The vision of the MuG project lies on the achievement of the following challenges:

• To prevent a potential collapse in 3D/4D genomics due to inability to manage the computational problems originated by massive sequencing experiments and simulations.

• To nucleate the 3D/4D community and bring it closer to the HPC and Big Data world.

• To provide an integrated three-dimensional picture of the genome

• To stimulate and engage the active and growing biology community to interact with the HPC and Big Data world through the development of user oriented solutions. This is to be achieved by defining standards in software and data and creating a sustainable, HPC-optimized infrastructure to foster research in this field.

• To develop, benchmark, standardize, and integrate in common workflows multi-physics simulation and analysis tools used in 3D/4D genomics.

• To create a toolbox of HPC ready software for higher-scale simulations and for structural analysis of experimental data.

• To create a common data infrastructure, generate a common database repository, generate the required data ontology, and integrate 3D/4D data with structural and 1D genomics databases.

• To create the first ever multi-resolution genome-browser with new visualization tools able to move from 1D genomics, to low- and even high-resolution levels.

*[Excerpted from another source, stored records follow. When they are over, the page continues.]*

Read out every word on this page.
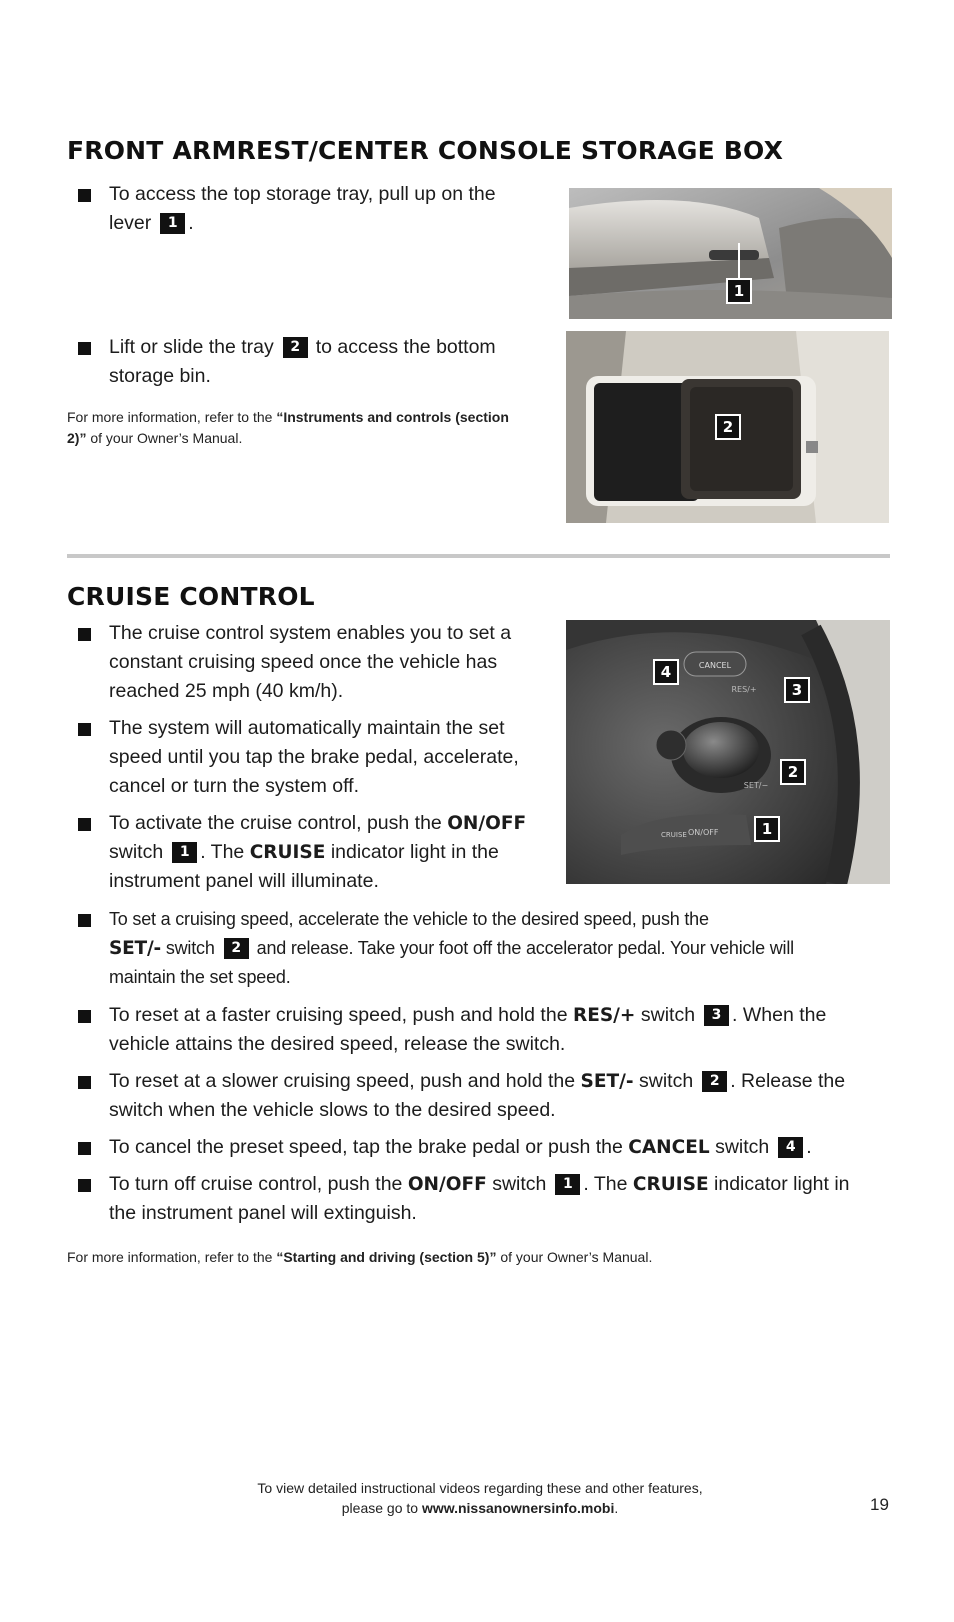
FRONT ARMREST/CENTER CONSOLE STORAGE BOX
To access the top storage tray, pull up on the
lever 1 .
Lift or slide the tray 2 to access the bottom
storage bin.
For more information, refer to the “Instruments and controls (section
2)” of your Owner’s Manual.
1
2
CRUISE CONTROL
The cruise control system enables you to set a
constant cruising speed once the vehicle has
reached 25 mph (40 km/h).
The system will automatically maintain the set
speed until you tap the brake pedal, accelerate,
cancel or turn the system off.
To activate the cruise control, push the ON/OFF
switch 1 . The CRUISE indicator light in the
instrument panel will illuminate.
To set a cruising speed, accelerate the vehicle to the desired speed, push the
SET/- switch 2 and release. Take your foot off the accelerator pedal. Your vehicle will
maintain the set speed.
To reset at a faster cruising speed, push and hold the RES/+ switch 3 . When the
vehicle attains the desired speed, release the switch.
To reset at a slower cruising speed, push and hold the SET/- switch 2 . Release the
switch when the vehicle slows to the desired speed.
To cancel the preset speed, tap the brake pedal or push the CANCEL switch 4 .
To turn off cruise control, push the ON/OFF switch 1 . The CRUISE indicator light in
the instrument panel will extinguish.
For more information, refer to the “Starting and driving (section 5)” of your Owner’s Manual.
CANCEL
RES/+
SET/−
CRUISE ON/OFF
4
3
2
1
To view detailed instructional videos regarding these and other features,
please go to www.nissanownersinfo.mobi.	19
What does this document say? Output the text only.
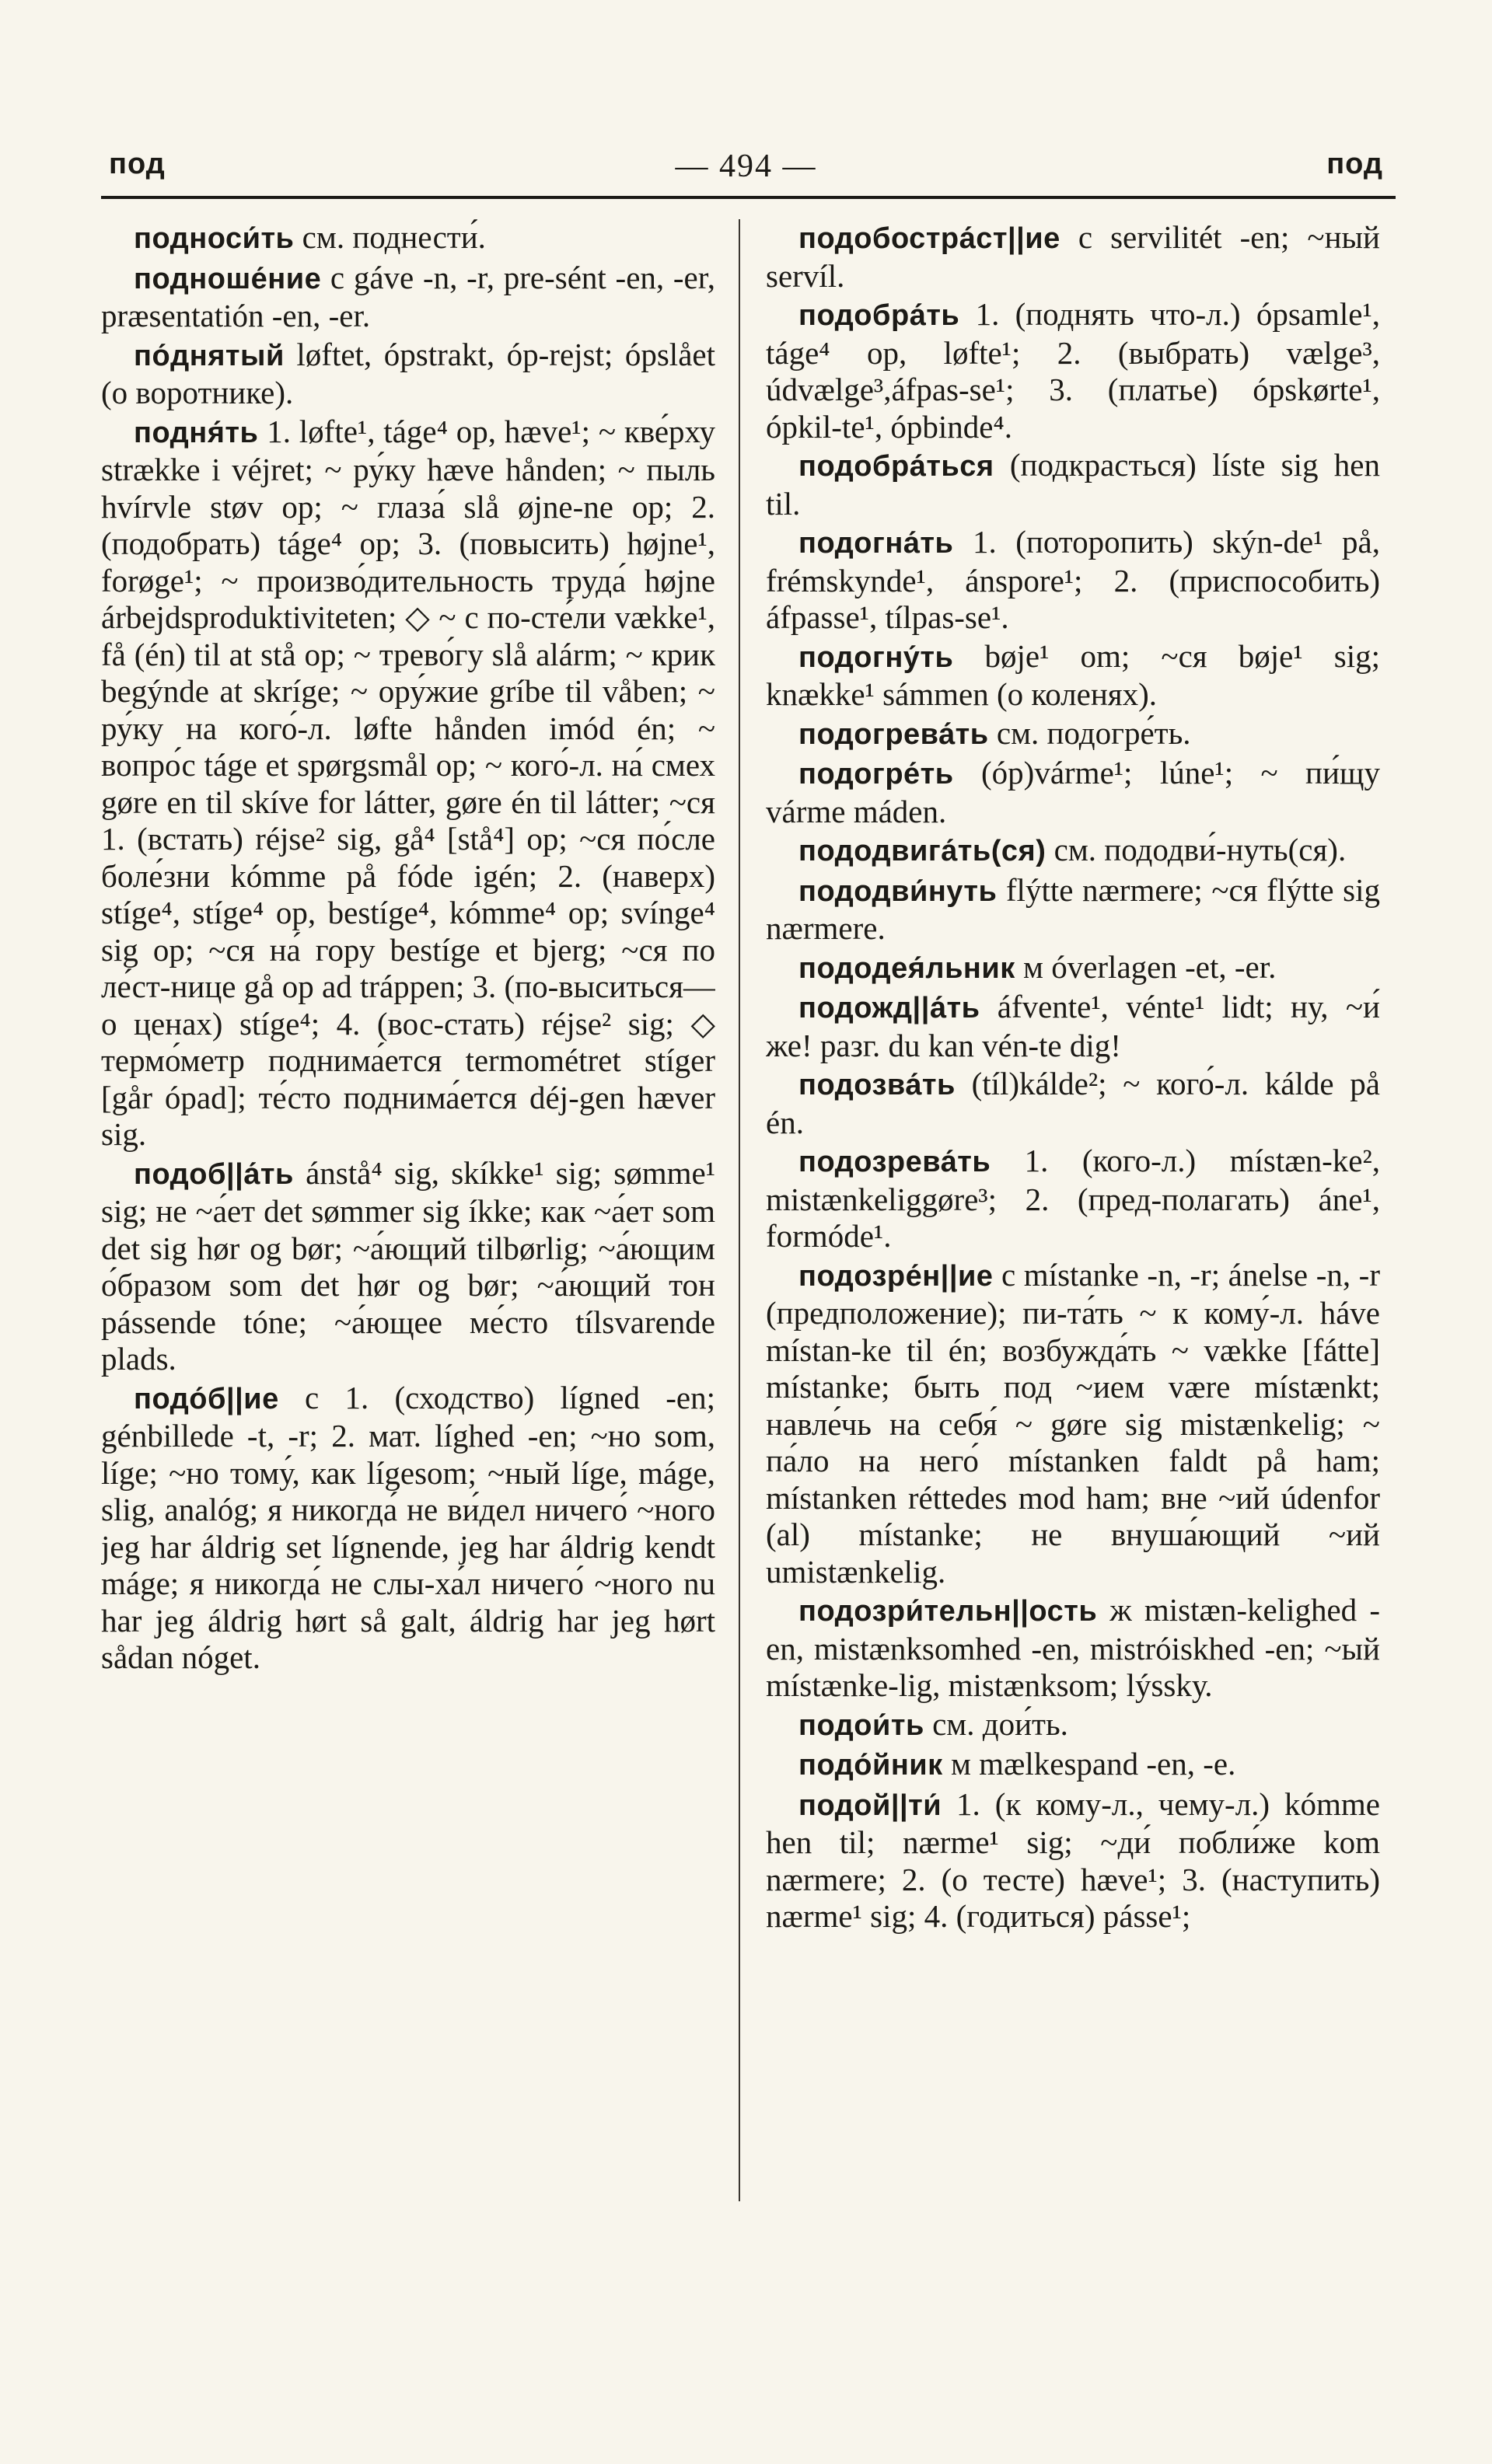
под	— 494 —	под

подноси́ть см. поднести́.

подноше́ние с gáve -n, -r, pre-sént -en, -er, præsentatión -en, -er.

по́днятый løftet, ópstrakt, óp-rejst; ópslået (о воротнике).

подня́ть 1. løfte¹, táge⁴ op, hæve¹; ~ кве́рху strække i véjret; ~ ру́ку hæve hånden; ~ пыль hvírvle støv op; ~ глаза́ slå øjne-ne op; 2. (подобрать) táge⁴ op; 3. (повысить) højne¹, forøge¹; ~ произво́дительность труда́ højne árbejdsproduktiviteten; ◇ ~ с по-сте́ли vække¹, få (én) til at stå op; ~ трево́гу slå alárm; ~ крик begýnde at skríge; ~ ору́жие gríbe til våben; ~ ру́ку на кого́-л. løfte hånden imód én; ~ вопро́с táge et spørgsmål op; ~ кого́-л. на́ смех gøre en til skíve for látter, gøre én til látter; ~ся 1. (встать) réjse² sig, gå⁴ [stå⁴] op; ~ся по́сле боле́зни kómme på fóde igén; 2. (наверх) stíge⁴, stíge⁴ op, bestíge⁴, kómme⁴ op; svínge⁴ sig op; ~ся на́ гору bestíge et bjerg; ~ся по ле́ст-нице gå op ad tráppen; 3. (по-выситься—о ценах) stíge⁴; 4. (вос-стать) réjse² sig; ◇ термо́метр поднима́ется termométret stíger [går ópad]; те́сто поднима́ется déj-gen hæver sig.

подоб||а́ть ánstå⁴ sig, skíkke¹ sig; sømme¹ sig; не ~а́ет det sømmer sig íkke; как ~а́ет som det sig hør og bør; ~а́ющий tilbørlig; ~а́ющим о́бразом som det hør og bør; ~а́ющий тон pássende tóne; ~а́ющее ме́сто tílsvarende plads.

подо́б||ие с 1. (сходство) lígned -en; génbillede -t, -r; 2. мат. líghed -en; ~но som, líge; ~но тому́, как lígesom; ~ный líge, máge, slig, analóg; я никогда́ не ви́дел ничего́ ~ного jeg har áldrig set lígnende, jeg har áldrig kendt máge; я никогда́ не слы-ха́л ничего́ ~ного nu har jeg áldrig hørt så galt, áldrig har jeg hørt sådan nóget.

подобостра́ст||ие с servilitét -en; ~ный servíl.

подобра́ть 1. (поднять что-л.) ópsamle¹, táge⁴ op, løfte¹; 2. (выбрать) vælge³, údvælge³,áfpas-se¹; 3. (платье) ópskørte¹, ópkil-te¹, ópbinde⁴.

подобра́ться (подкрасться) líste sig hen til.

подогна́ть 1. (поторопить) skýn-de¹ på, frémskynde¹, ánspore¹; 2. (приспособить) áfpasse¹, tílpas-se¹.

подогну́ть bøje¹ om; ~ся bøje¹ sig; knække¹ sámmen (о коленях).

подогрева́ть см. подогре́ть.

подогре́ть (óp)várme¹; lúne¹; ~ пи́щу várme máden.

пододвига́ть(ся) см. пододви́-нуть(ся).

пододви́нуть flýtte nærmere; ~ся flýtte sig nærmere.

пододея́льник м óverlagen -et, -er.

подожд||а́ть áfvente¹, vénte¹ lidt; ну, ~и́ же! разг. du kan vén-te dig!

подозва́ть (tíl)kálde²; ~ кого́-л. kálde på én.

подозрева́ть 1. (кого-л.) místæn-ke², mistænkeliggøre³; 2. (пред-полагать) áne¹, formóde¹.

подозре́н||ие с místanke -n, -r; ánelse -n, -r (предположение); пи-та́ть ~ к кому́-л. háve místan-ke til én; возбужда́ть ~ vække [fátte] místanke; быть под ~ием være místænkt; навле́чь на себя́ ~ gøre sig mistænkelig; ~ па́ло на него́ místanken faldt på ham; místanken réttedes mod ham; вне ~ий údenfor (al) místanke; не внуша́ющий ~ий umistænkelig.

подозри́тельн||ость ж mistæn-kelighed -en, mistænksomhed -en, mistróiskhed -en; ~ый místænke-lig, mistænksom; lýsskу.

подои́ть см. дои́ть.

подо́йник м mælkespand -en, -e.

подой||ти́ 1. (к кому-л., чему-л.) kómme hen til; nærme¹ sig; ~ди́ побли́же kom nærmere; 2. (о тесте) hæve¹; 3. (наступить) nærme¹ sig; 4. (годиться) pásse¹;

• Through pilot studies to prove the strength of the developed methodology: improved understanding of chromatin structure and dynamics and other biologically relevant topics.

MuG goes beyond the state of the art in different fields:

1. Connection of 1D to 3D/4D genomic data in a single data paradigm. This allows MuG to navigate through different scales using the appropriate model at each scale.
2. Visualization of complex genomic machinery with a 4D multiresolution picture. MuG will provide an integrative way to simulate entire chromatin at different levels of resolution.
3. Modelling of chromatin re-organizations, linked to different needs and/or pathological state of the cells.
4. A new paradigm for synergistic collaborations between experts in the 3D/4D genomics community, including a new scheme for interaction with the HPC world.